There are some local organizations that have been trying to make green energy training programs more accessible. He points to the Breaking the Chains of Poverty program from the Pittsburgh A. Philip Randolph Institute in partnership with the United Steelworkers, which offers training programs with a focus on sustainability.
The Community College of Allegheny County [CCAC] also offers renewable energy training with an emphasis on including a diverse population. CCAC hopes to launch a program in partnership with New Sun Rising in May that would provide 10 to 12 people with 40 hours of training across two weeks, free to participants. Collaborating with New Sun Rising appealed to CCAC largely because of its emphasis on serving a diverse population, according to Debra Roach, vice president of workforce development at CCAC.
“One of the strategic initiatives of CCAC is to provide opportunities for a variety of populations that we serve, and that includes diverse populations,” Roach said.
George Ackerman heads the training program from New Sun Rising.
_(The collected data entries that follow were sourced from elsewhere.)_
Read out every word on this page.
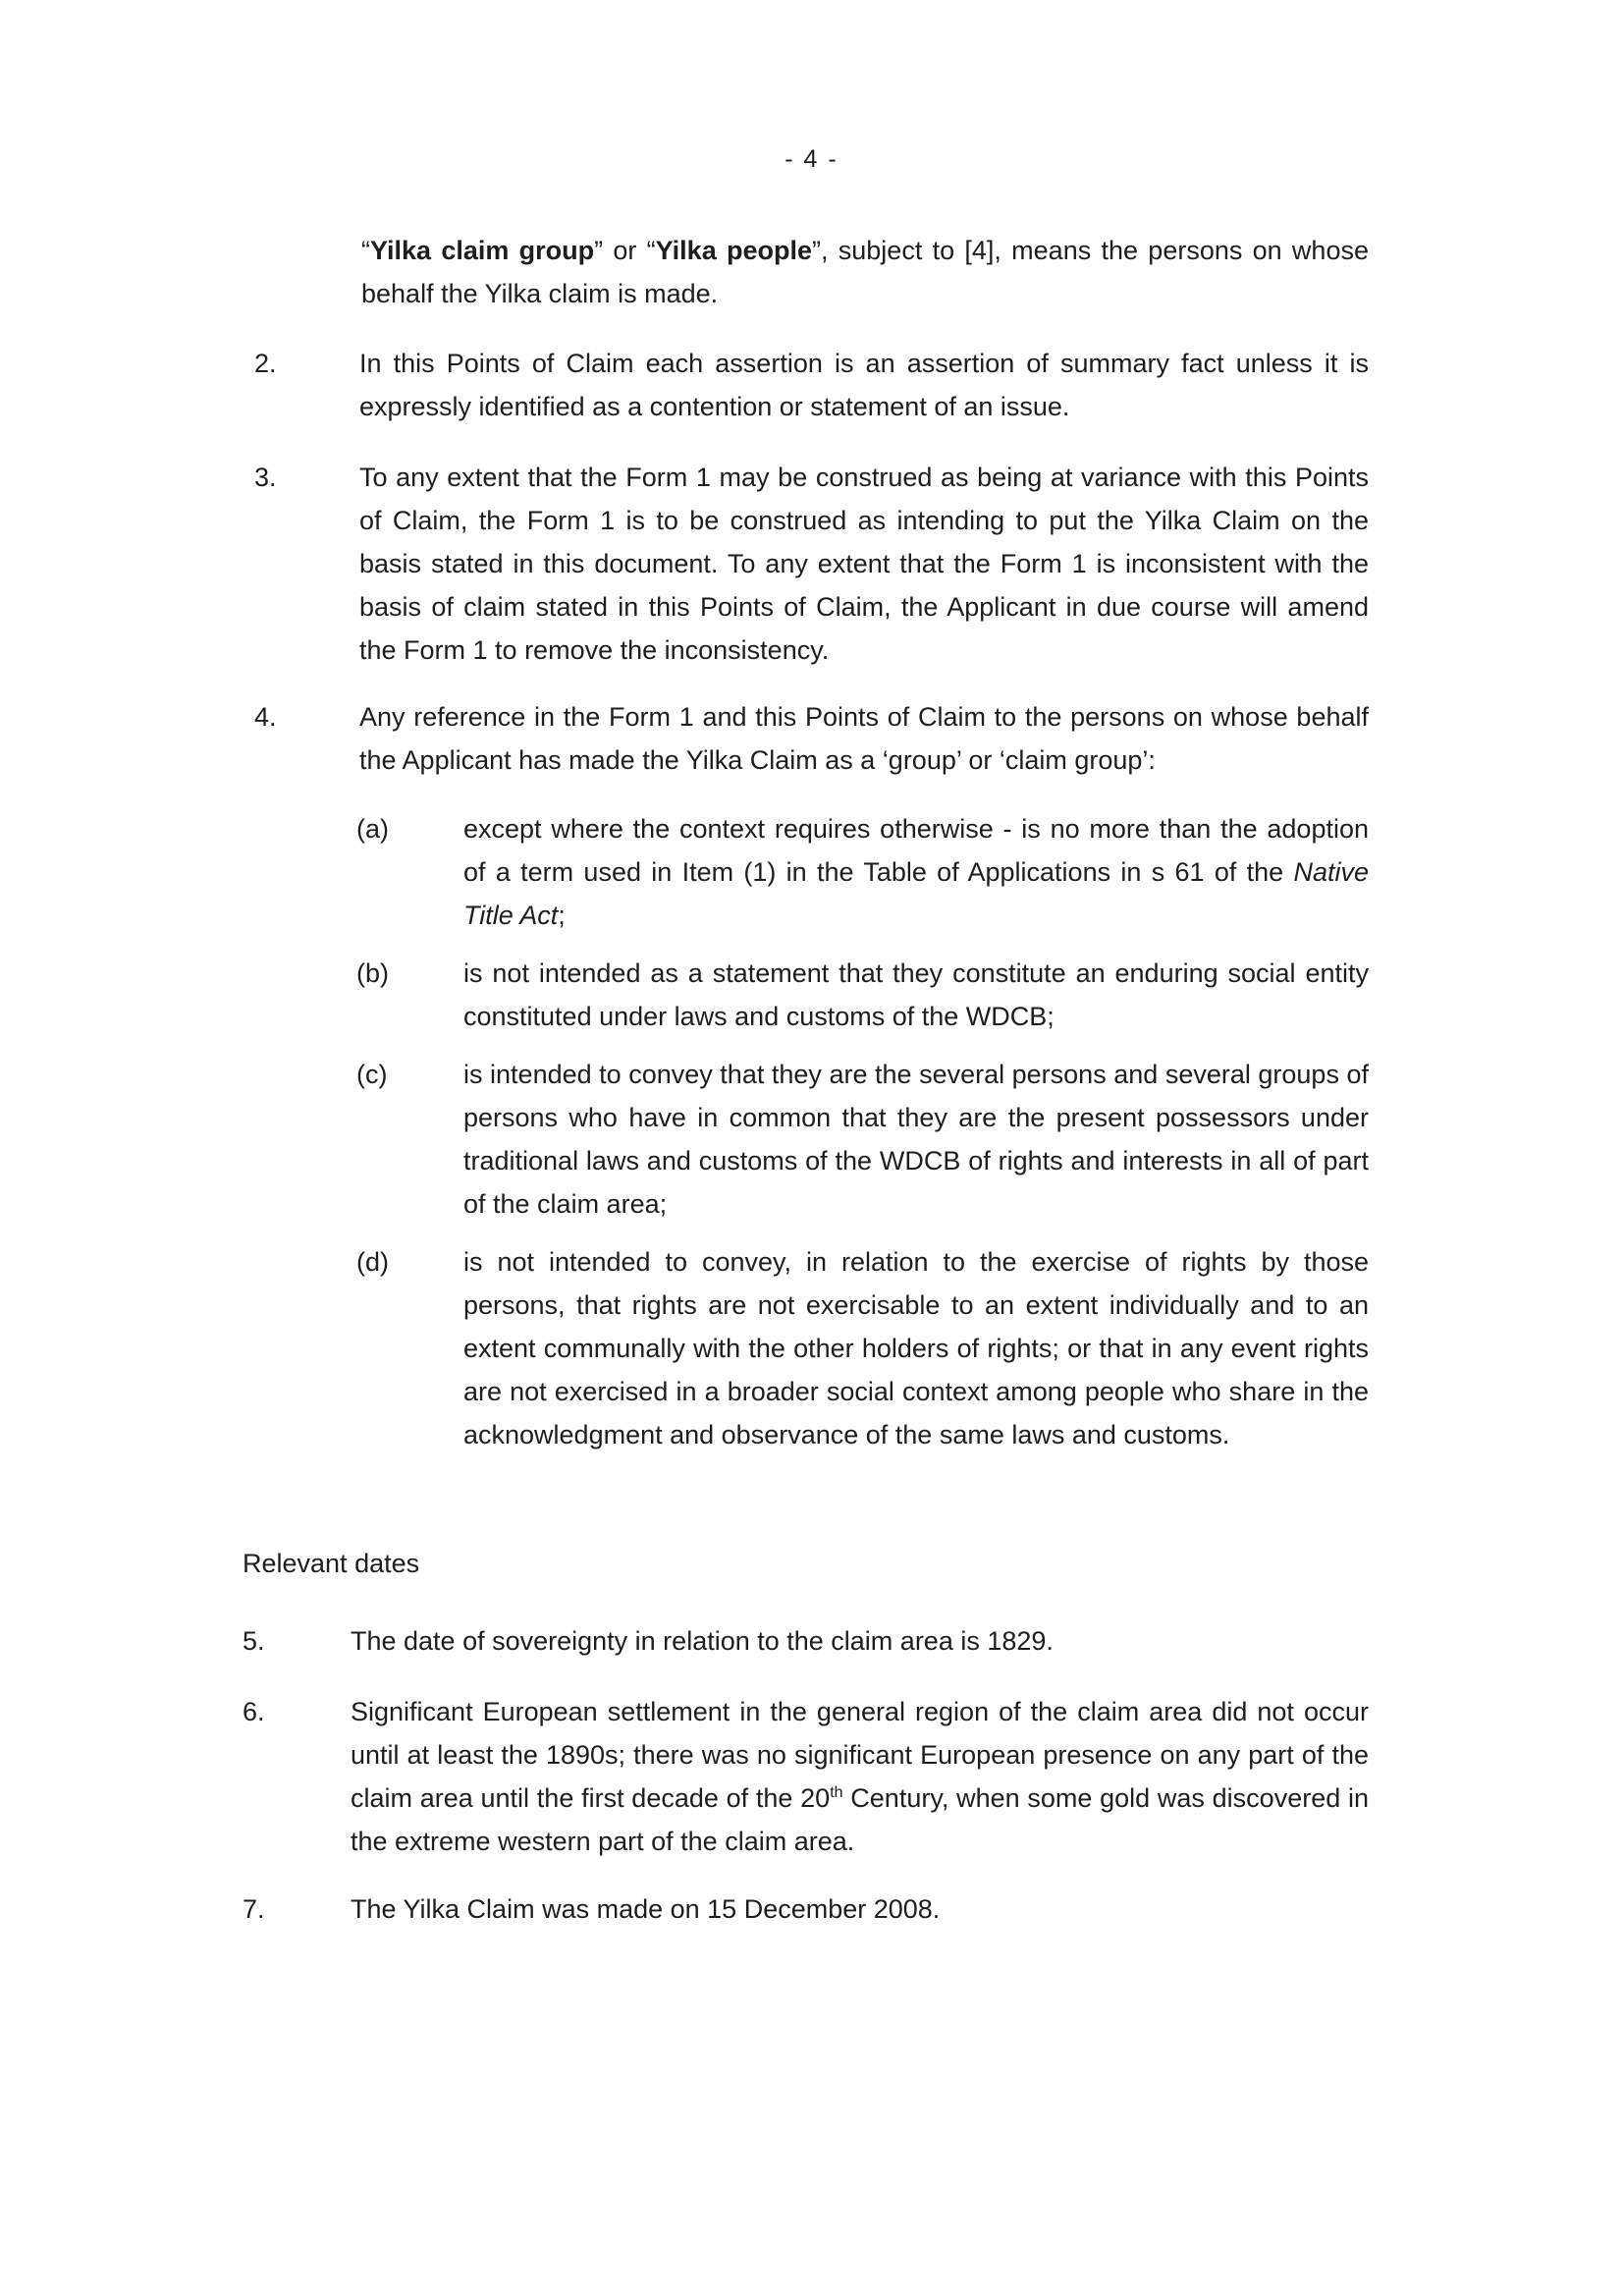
- 4 -
“Yilka claim group” or “Yilka people”, subject to [4], means the persons on whose behalf the Yilka claim is made.
2.	In this Points of Claim each assertion is an assertion of summary fact unless it is expressly identified as a contention or statement of an issue.
3.	To any extent that the Form 1 may be construed as being at variance with this Points of Claim, the Form 1 is to be construed as intending to put the Yilka Claim on the basis stated in this document. To any extent that the Form 1 is inconsistent with the basis of claim stated in this Points of Claim, the Applicant in due course will amend the Form 1 to remove the inconsistency.
4.	Any reference in the Form 1 and this Points of Claim to the persons on whose behalf the Applicant has made the Yilka Claim as a ‘group’ or ‘claim group’:
(a)	except where the context requires otherwise - is no more than the adoption of a term used in Item (1) in the Table of Applications in s 61 of the Native Title Act;
(b)	is not intended as a statement that they constitute an enduring social entity constituted under laws and customs of the WDCB;
(c)	is intended to convey that they are the several persons and several groups of persons who have in common that they are the present possessors under traditional laws and customs of the WDCB of rights and interests in all of part of the claim area;
(d)	is not intended to convey, in relation to the exercise of rights by those persons, that rights are not exercisable to an extent individually and to an extent communally with the other holders of rights; or that in any event rights are not exercised in a broader social context among people who share in the acknowledgment and observance of the same laws and customs.
Relevant dates
5.	The date of sovereignty in relation to the claim area is 1829.
6.	Significant European settlement in the general region of the claim area did not occur until at least the 1890s; there was no significant European presence on any part of the claim area until the first decade of the 20th Century, when some gold was discovered in the extreme western part of the claim area.
7.	The Yilka Claim was made on 15 December 2008.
He said half of the chosen participants will come from the Triboro Ecodistrict, which encompasses Millvale, Etna and Sharpsburg, and the other half will be residents of the neighborhoods served by the South Hilltop Men’s Group.
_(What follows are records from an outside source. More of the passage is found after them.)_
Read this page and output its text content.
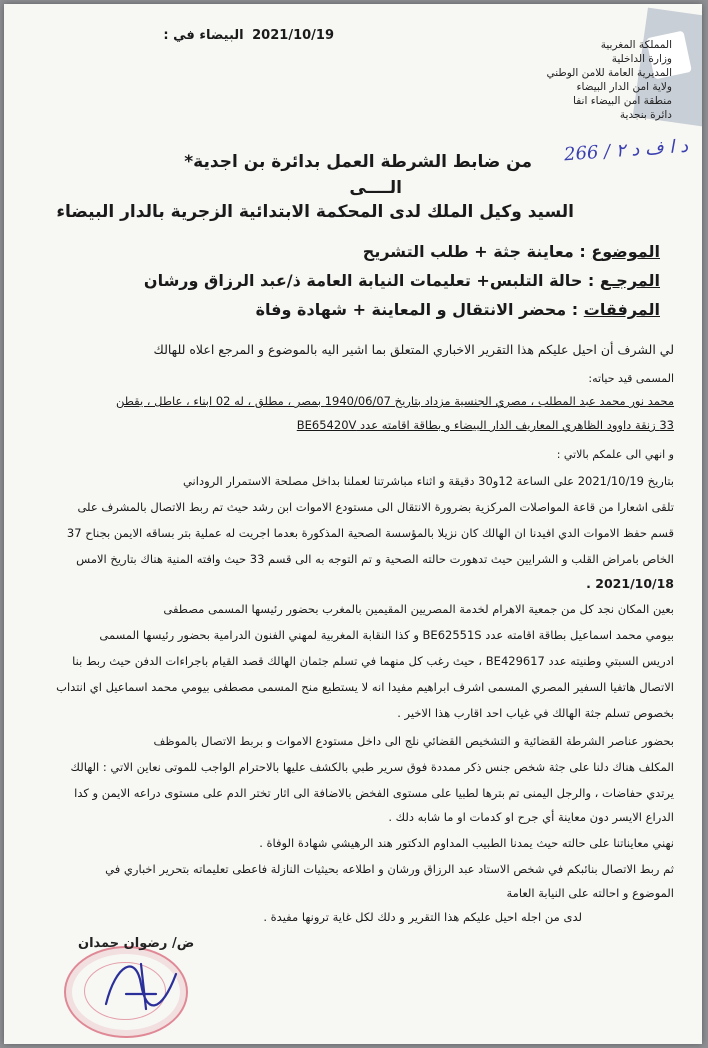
2021/10/19 البيضاء في :

المملكة المغربية
وزارة الداخلية
المديرية العامة للامن الوطني
ولاية امن الدار البيضاء
منطقة امن البيضاء انفا
دائرة بنجدية
266 / د ا ف د ٢

من ضابط الشرطة العمل بدائرة بن اجدية*

الــــى

السيد وكيل الملك لدى المحكمة الابتدائية الزجرية بالدار البيضاء

الموضوع : معاينة جثة + طلب التشريح

المرجـع : حالة التلبس+ تعليمات النيابة العامة ذ/عبد الرزاق ورشان

المرفقات : محضر الانتقال و المعاينة + شهادة وفاة

لي الشرف أن احيل عليكم هذا التقرير الاخباري المتعلق بما اشير اليه بالموضوع و المرجع اعلاه للهالك

المسمى قيد حياته:

محمد نور محمد عبد المطلب ، مصري الجنسية مزداد بتاريخ 1940/06/07 بمصر ، مطلق ، له 02 ابناء ، عاطل ، يقطن

33 زنقة داوود الظاهري المعاريف الدار البيضاء و بطاقة اقامته عدد BE65420V

و انهي الى علمكم بالاتي :

بتاريخ 2021/10/19 على الساعة 12و30 دقيقة و اثناء مباشرتنا لعملنا بداخل مصلحة الاستمرار الروداني

تلقى اشعارا من قاعة المواصلات المركزية بضرورة الانتقال الى مستودع الاموات ابن رشد حيث تم ربط الاتصال بالمشرف على

قسم حفظ الاموات الدي افيدنا ان الهالك كان نزيلا بالمؤسسة الصحية المذكورة بعدما اجريت له عملية بتر بساقه الايمن بجناح 37

الخاص بامراض القلب و الشرايين حيث تدهورت حالته الصحية و تم التوجه به الى قسم 33 حيث وافته المنية هناك بتاريخ الامس

2021/10/18 .

بعين المكان نجد كل من جمعية الاهرام لخدمة المصريين المقيمين بالمغرب بحضور رئيسها المسمى مصطفى

بيومي محمد اسماعيل بطاقة اقامته عدد BE62551S و كذا النقابة المغربية لمهني الفنون الدرامية بحضور رئيسها المسمى

ادريس السبتي وطنيته عدد BE429617 ، حيث رغب كل منهما في تسلم جثمان الهالك قصد القيام باجراءات الدفن حيث ربط بنا

الاتصال هاتفيا السفير المصري المسمى اشرف ابراهيم مفيدا انه لا يستطيع منح المسمى مصطفى بيومي محمد اسماعيل اي انتداب

بخصوص تسلم جثة الهالك في غياب احد اقارب هذا الاخير .

بحضور عناصر الشرطة القضائية و التشخيص القضائي نلج الى داخل مستودع الاموات و بربط الاتصال بالموظف

المكلف هناك دلنا على جثة شخص جنس ذكر ممددة فوق سرير طبي بالكشف عليها بالاحترام الواجب للموتى نعاين الاتي : الهالك

يرتدي حفاضات ، والرجل اليمنى تم بترها لطبيا على مستوى الفخض بالاضافة الى اثار تختر الدم على مستوى دراعه الايمن و كدا

الدراع الايسر دون معاينة أي جرح او كدمات او ما شابه دلك .

نهني معايناتنا على حالته حيث يمدنا الطبيب المداوم الدكتور هند الرهيشي شهادة الوفاة .

ثم ربط الاتصال بنائبكم في شخص الاستاد عبد الرزاق ورشان و اطلاعه بحيثيات النازلة فاعطى تعليماته بتحرير اخباري في

الموضوع و احالته على النيابة العامة

لدى من اجله احيل عليكم هذا التقرير و دلك لكل غاية ترونها مفيدة .

ض/ رضوان حمدان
“We wanted to focus on, with the South Hilltop Men’s Group, getting people who have traditionally been disadvantaged these certifications and getting them good jobs,” Ackerman said.
Ackerman also said New Sun Rising has funds available to help participants who may need financial assistance with transportation or missing work.
CCAC will provide 20 hours of preparation for a TABE Test, a widely used assessment of adults that involves reading, writing and math and is required to be eligible for the program.
“We want to be able to provide the opportunity to a diverse population, and some of the population that we serve may not be eligible for the program because they can’t pass the basic education test,” Roach said.
Mosley is a part of Mayor Ed Gainey’s transition team, focusing on infrastructure. He hopes to help the Gainey administration use the $18 billion allocated by the federal infrastructure bill to create jobs and protect the environment in a way that includes everyone.
“With the new [city] administration, with a federal administration focused on infrastructure, I think that could create a great opportunity for Pittsburgh to really build on the work that’s been done over the last decade to 15 years, to really grow the region’s green economy,” Mosley said. “I think this is really, it’s probably a once-in-a-generation opportunity.”
Just as the region may start to see the fruits of an expansion into renewable energy, Underwood may soon be expanding Underwood Solar Future.
“I’m close to retirement for the City of Pittsburgh,” Underwood said. “So probably be going full time into solar.”